A Altamira l'uomo è bambino, ma già esprime amore, stupore, ammirazione per l'ambiente che lo ospita, per le creature con cui si trova a convivere. E nei graffiti già ci sono sacralità, simbologia rituale. Poi il salto è grande...al Sedicesimo secolo, a Michelangelo...Ci lasciamo dietro l'infanzia, la gioventù dell'uomo, la grande arte egizia, il divino Fidia, la pittura del mondo greco, il cui splendore possiamo solo intuire attraverso le decorazioni vascolari giunte a noi. Poi lo stupore degli encausti pompeiani; poi, già nel filone generazionale al quale noi apparteniamo, il Cavallini, i Pisano, Duccio, Giotto, Piero, Masaccio. Pochi nomi (ma sono tanti da fare) per ricordare il periodo magico della maturità dell'uomo, con gli ideali intatti, con le mani e la mente e il cuore ancora pieni di verità.
Nella Cappella Sistina comincio a sentirmi a disagio; sento che l'uomo è arrivato al massimo. Forse la più grande testimonianza della capacità creativa dell'uomo: e sento crescere in me il disagio. È l'uomo adulto che ha perso lo smalto della verità interiore.
Michelangelo dipinge se stesso, il tormento delle sue deformazioni omosessuali più che la storia della Chiesa imperiale che lo ospita.
Cristo, la cristianità intesa come riscatto dei più deboli dalla prepotenza dei potenti è assente.
E già comincia una lunga discesa che porterà ai nostri giorni...a un uomo, l'occidentale, che è totalmente invecchiato e sta perdendo virilità e lucidità. Ma quante luci in questo lento declino...Come citarle? Ci basti, vicina a noi, la lucida follia di Van Gogh e la caparbietà illuminata di Cézanne. Poi, pian piano, l'uomo perde quell'individualità creativa che è stata la sua forza. Tende a diventare branco, grande massa guidata da pochi strumenti tecnologici. È il trionfo del cervello che oramai domina un corpo e passioni che non ci sono più. E l'Arte resta solo un'idea astratta, estranea ormai a un ambiente e a un sentire di cui l'uomo, nella follia dei tempi, non riesce più a percepire le voci. È l'angoscia impotente dei tagli di Fontana, il dramma di Pollock, la solitudine di Burri.

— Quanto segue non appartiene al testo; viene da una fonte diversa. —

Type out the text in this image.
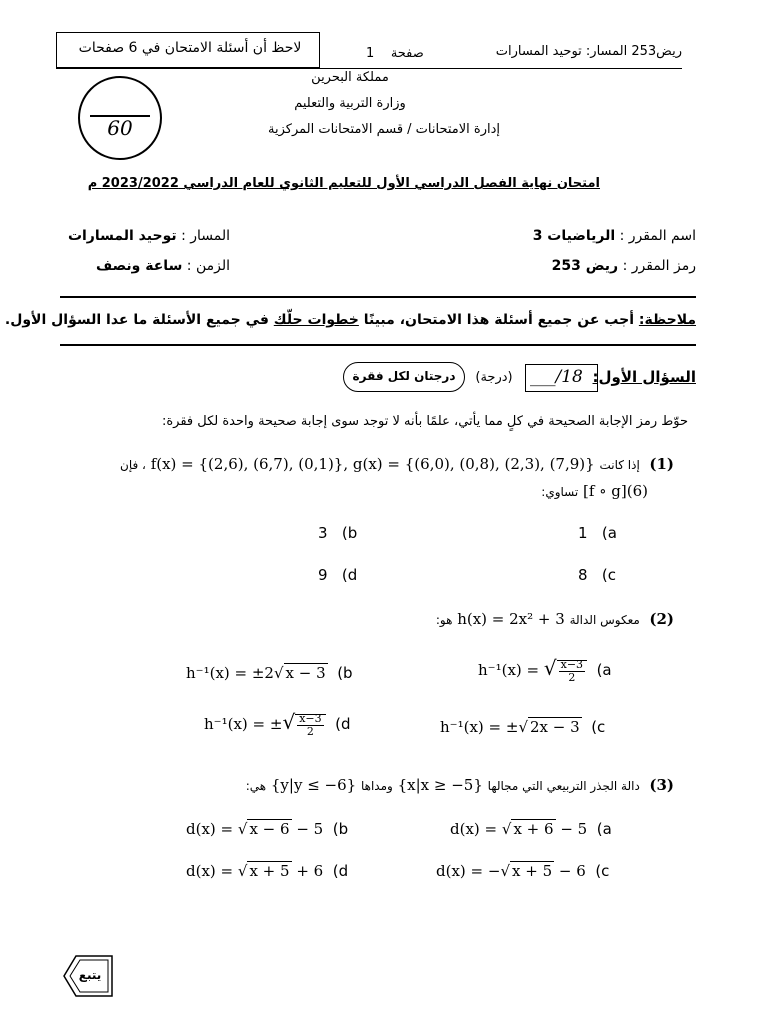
لاحظ أن أسئلة الامتحان في 6 صفحات	صفحة    1	ريض253 المسار: توحيد المسارات
مملكة البحرين
وزارة التربية والتعليم
إدارة الامتحانات / قسم الامتحانات المركزية
60
امتحان نهاية الفصل الدراسي الأول للتعليم الثانوي للعام الدراسي 2023/2022 م
اسم المقرر : الرياضيات 3
المسار : توحيد المسارات
رمز المقرر : ريض 253
الزمن : ساعة ونصف
ملاحظة: أجب عن جميع أسئلة هذا الامتحان، مبينًا خطوات حلّك في جميع الأسئلة ما عدا السؤال الأول.
السؤال الأول:
___/18
(درجة)
درجتان لكل فقرة
حوّط رمز الإجابة الصحيحة في كلٍ مما يأتي، علمًا بأنه لا توجد سوى إجابة صحيحة واحدة لكل فقرة:
(1)  إذا كانت f(x) = {(2,6), (6,7), (0,1)}, g(x) = {(6,0), (0,8), (2,3), (7,9)} ، فإن
[f ∘ g](6) تساوي:
1 (a
3 (b
8 (c
9 (d
(2)  معكوس الدالة h(x) = 2x² + 3 هو:
h⁻¹(x) = √ $\frac{x-3}{2} (a$
h⁻¹(x) = ±2√ x − 3 (b
h⁻¹(x) = ±√ 2x − 3 (c
h⁻¹(x) = ±√ $\frac{x-3}{2} (d$
(3)  دالة الجذر التربيعي التي مجالها {x|x ≥ −5} ومداها {y|y ≤ −6} هي:
d(x) = √ x + 6 − 5 (a
d(x) = √ x − 6 − 5 (b
d(x) = −√ x + 5 − 6 (c
d(x) = √ x + 5 + 6 (d
يتبع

Ma basta così: guai ai pittori che parlano di altri pittori. A noi è concesso di parlare solo di noi...Se riusciamo a pescare nel fondo del nostro animo sensazioni, emozioni, pensieri, è bene che cerchiamo di esprimerli, di metterli in parole perché forse potranno giovare a qualcun altro, aiutandolo a leggere in se stesso...Ma, scrivendo, uno è vero solo se parla di cose vissute visceralmente, sofferte giorno per giorno. È questa forza che mi sostiene oltre la malattia, oltre il mio pessimismo e la voglia apparente di morte? È un amore sconfinato per la vita che passa per il foglio, per la tela, su cui dire con il pennello "ti amo".

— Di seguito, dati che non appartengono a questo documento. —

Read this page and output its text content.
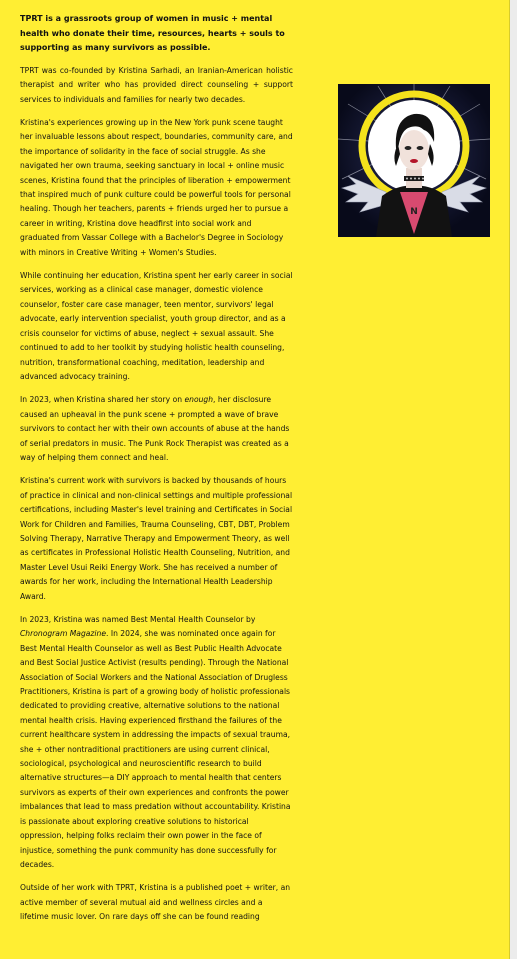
TPRT is a grassroots group of women in music + mental health who donate their time, resources, hearts + souls to supporting as many survivors as possible.

TPRT was co-founded by Kristina Sarhadi, an Iranian-American holistic therapist and writer who has provided direct counseling + support services to individuals and families for nearly two decades.

Kristina's experiences growing up in the New York punk scene taught her invaluable lessons about respect, boundaries, community care, and the importance of solidarity in the face of social struggle. As she navigated her own trauma, seeking sanctuary in local + online music scenes, Kristina found that the principles of liberation + empowerment that inspired much of punk culture could be powerful tools for personal healing. Though her teachers, parents + friends urged her to pursue a career in writing, Kristina dove headfirst into social work and graduated from Vassar College with a Bachelor's Degree in Sociology with minors in Creative Writing + Women's Studies.

While continuing her education, Kristina spent her early career in social services, working as a clinical case manager, domestic violence counselor, foster care case manager, teen mentor, survivors' legal advocate, early intervention specialist, youth group director, and as a crisis counselor for victims of abuse, neglect + sexual assault. She continued to add to her toolkit by studying holistic health counseling, nutrition, transformational coaching, meditation, leadership and advanced advocacy training.

In 2023, when Kristina shared her story on enough, her disclosure caused an upheaval in the punk scene + prompted a wave of brave survivors to contact her with their own accounts of abuse at the hands of serial predators in music. The Punk Rock Therapist was created as a way of helping them connect and heal.

Kristina's current work with survivors is backed by thousands of hours of practice in clinical and non-clinical settings and multiple professional certifications, including Master's level training and Certificates in Social Work for Children and Families, Trauma Counseling, CBT, DBT, Problem Solving Therapy, Narrative Therapy and Empowerment Theory, as well as certificates in Professional Holistic Health Counseling, Nutrition, and Master Level Usui Reiki Energy Work. She has received a number of awards for her work, including the International Health Leadership Award.

In 2023, Kristina was named Best Mental Health Counselor by Chronogram Magazine. In 2024, she was nominated once again for Best Mental Health Counselor as well as Best Public Health Advocate and Best Social Justice Activist (results pending). Through the National Association of Social Workers and the National Association of Drugless Practitioners, Kristina is part of a growing body of holistic professionals dedicated to providing creative, alternative solutions to the national mental health crisis. Having experienced firsthand the failures of the current healthcare system in addressing the impacts of sexual trauma, she + other nontraditional practitioners are using current clinical, sociological, psychological and neuroscientific research to build alternative structures—a DIY approach to mental health that centers survivors as experts of their own experiences and confronts the power imbalances that lead to mass predation without accountability. Kristina is passionate about exploring creative solutions to historical oppression, helping folks reclaim their own power in the face of injustice, something the punk community has done successfully for decades.

Outside of her work with TPRT, Kristina is a published poet + writer, an active member of several mutual aid and wellness circles and a lifetime music lover. On rare days off she can be found reading

N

Quando dipingo c'è tutto in me: la concentrazione della preghiera, l'eccitazione della scoperta, dell'avventura, il silenzio pieno di voli misteriosi di un'altra dimensione; non ho più età e mi sento al centro di tutto....Sulla punta del mio pennello c'è tutto me stesso e la mia mano diventa strumento perfetto al servizio del cervello, dell'anima, misterioso tramite di tensioni che vengono dall'universo. E allora Dio mi cerca, mi trova.

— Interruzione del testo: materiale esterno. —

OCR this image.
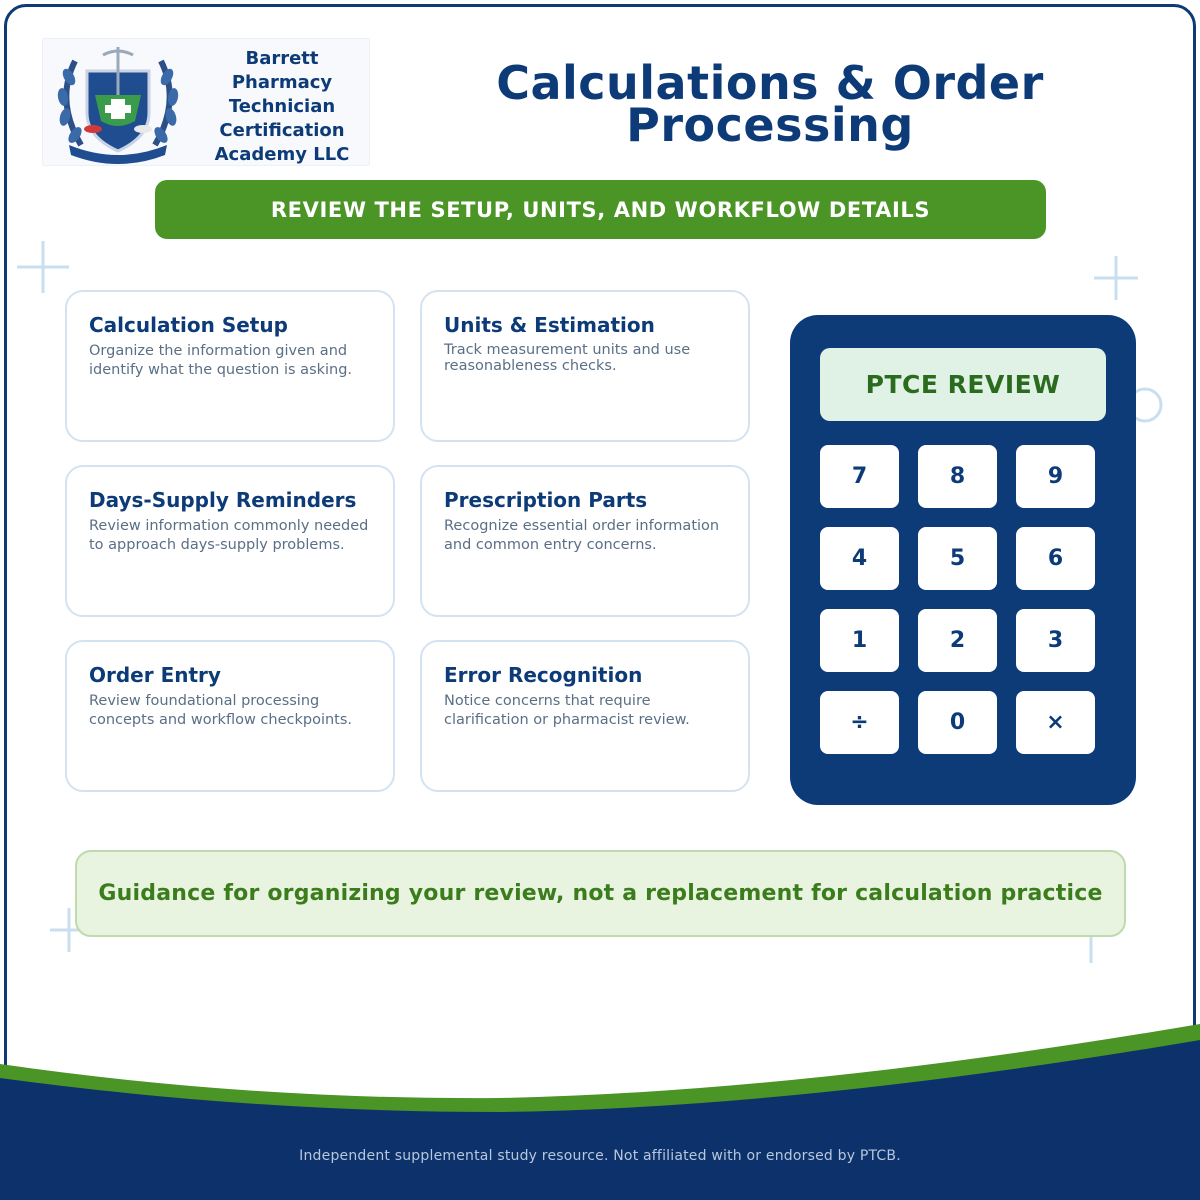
Barrett
Pharmacy
Technician
Certification
Academy LLC
Calculations & Order
Processing
REVIEW THE SETUP, UNITS, AND WORKFLOW DETAILS
Calculation Setup
Organize the information given and identify what the question is asking.
Units & Estimation
Track measurement units and use reasonableness checks.
Days-Supply Reminders
Review information commonly needed to approach days-supply problems.
Prescription Parts
Recognize essential order information and common entry concerns.
Order Entry
Review foundational processing concepts and workflow checkpoints.
Error Recognition
Notice concerns that require clarification or pharmacist review.
PTCE REVIEW
7	8	9
4	5	6
1	2	3
÷	0	×
Guidance for organizing your review, not a replacement for calculation practice
Independent supplemental study resource. Not affiliated with or endorsed by PTCB.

Poi la vita continua, e in vista di qui momenti di grazia trovo la forza di andare avanti in un mondo che non mi piace, che non è più il mio e che vedo sempre più vuoto e stupido, perso dietro il denaro, il potere. Sento non tanto la mia vecchiaia, quanto quella della società, della civiltà cui appartengo e che penso sia vicino al collasso.